The studies of endothelial function may be difficult due to the confounding effects of various factors that may influence vascular wall structure and function. Therefore our patients were carefully selected and the subjects with advanced kidney disease, uncontrolled diabetes, inflammation and heart failure were excluded.
The limitations of our study may include a small sample size because only 20 hypertensive patients were included, which may not be sufficient to demonstrate small intergroup differences of the efficacy of study drugs. Second, the duration of each treatment period was only 6 weeks.
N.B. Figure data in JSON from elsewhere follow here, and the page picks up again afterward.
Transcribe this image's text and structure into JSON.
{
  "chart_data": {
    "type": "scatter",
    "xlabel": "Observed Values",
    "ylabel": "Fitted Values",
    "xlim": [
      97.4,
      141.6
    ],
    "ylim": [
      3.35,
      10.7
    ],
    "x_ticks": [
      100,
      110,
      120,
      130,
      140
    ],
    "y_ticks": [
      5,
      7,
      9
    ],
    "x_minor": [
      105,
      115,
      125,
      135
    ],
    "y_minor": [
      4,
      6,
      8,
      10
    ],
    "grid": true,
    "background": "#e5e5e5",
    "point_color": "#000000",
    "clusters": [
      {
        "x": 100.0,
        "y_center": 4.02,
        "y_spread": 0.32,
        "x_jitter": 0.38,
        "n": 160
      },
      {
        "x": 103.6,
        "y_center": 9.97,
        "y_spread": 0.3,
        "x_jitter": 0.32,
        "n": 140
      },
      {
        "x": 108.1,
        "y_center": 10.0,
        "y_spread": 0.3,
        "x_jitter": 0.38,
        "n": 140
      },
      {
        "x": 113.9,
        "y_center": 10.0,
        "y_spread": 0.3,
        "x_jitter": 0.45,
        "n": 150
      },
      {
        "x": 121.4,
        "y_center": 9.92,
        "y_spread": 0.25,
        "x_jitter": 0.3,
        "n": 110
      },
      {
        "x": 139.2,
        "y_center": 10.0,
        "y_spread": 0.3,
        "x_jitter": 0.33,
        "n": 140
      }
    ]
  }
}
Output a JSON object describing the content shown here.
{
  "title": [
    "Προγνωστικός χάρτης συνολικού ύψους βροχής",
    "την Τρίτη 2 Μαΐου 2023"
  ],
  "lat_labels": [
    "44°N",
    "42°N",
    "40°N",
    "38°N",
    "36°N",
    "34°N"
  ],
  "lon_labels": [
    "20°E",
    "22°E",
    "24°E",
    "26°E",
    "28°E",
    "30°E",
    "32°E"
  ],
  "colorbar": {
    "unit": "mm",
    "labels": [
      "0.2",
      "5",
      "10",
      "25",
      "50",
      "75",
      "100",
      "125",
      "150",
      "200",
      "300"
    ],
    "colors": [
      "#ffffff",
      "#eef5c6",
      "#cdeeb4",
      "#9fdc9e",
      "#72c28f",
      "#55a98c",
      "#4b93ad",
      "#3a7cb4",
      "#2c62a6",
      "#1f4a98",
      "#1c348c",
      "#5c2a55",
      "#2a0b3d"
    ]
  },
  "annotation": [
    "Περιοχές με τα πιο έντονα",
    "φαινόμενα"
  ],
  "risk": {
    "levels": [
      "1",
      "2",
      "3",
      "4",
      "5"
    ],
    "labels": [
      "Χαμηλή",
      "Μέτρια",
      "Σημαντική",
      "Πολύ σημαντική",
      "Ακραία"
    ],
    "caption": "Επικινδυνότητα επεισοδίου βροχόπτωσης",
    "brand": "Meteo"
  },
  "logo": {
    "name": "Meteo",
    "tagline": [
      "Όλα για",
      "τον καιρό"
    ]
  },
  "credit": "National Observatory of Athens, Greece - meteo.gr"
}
Therefore our study needs to be recognised as hypothesis-generating and larger and longer studies are warranted to confirm the findings.
Conclusions
The study showed that the addition of an inhibitor of HMG-CoA reductase to long-term ACEI therapy in patients with essential hypertension may result in a moderate improvement of FMD of the brachial artery after reactive hyperemia and ameliorate inflammation independently of BP.
Footnotes
Declaration of conflicting interests: The author(s) declared no potential conflicts of interest with respect to the research, authorship, and/or publication of this article.
Funding: The author(s) disclosed receipt of the following financial support for the research, authorship, and/or publication of this article: the study was funded by the Medical University of Lodz grant no. 503/1-151-02/503-01.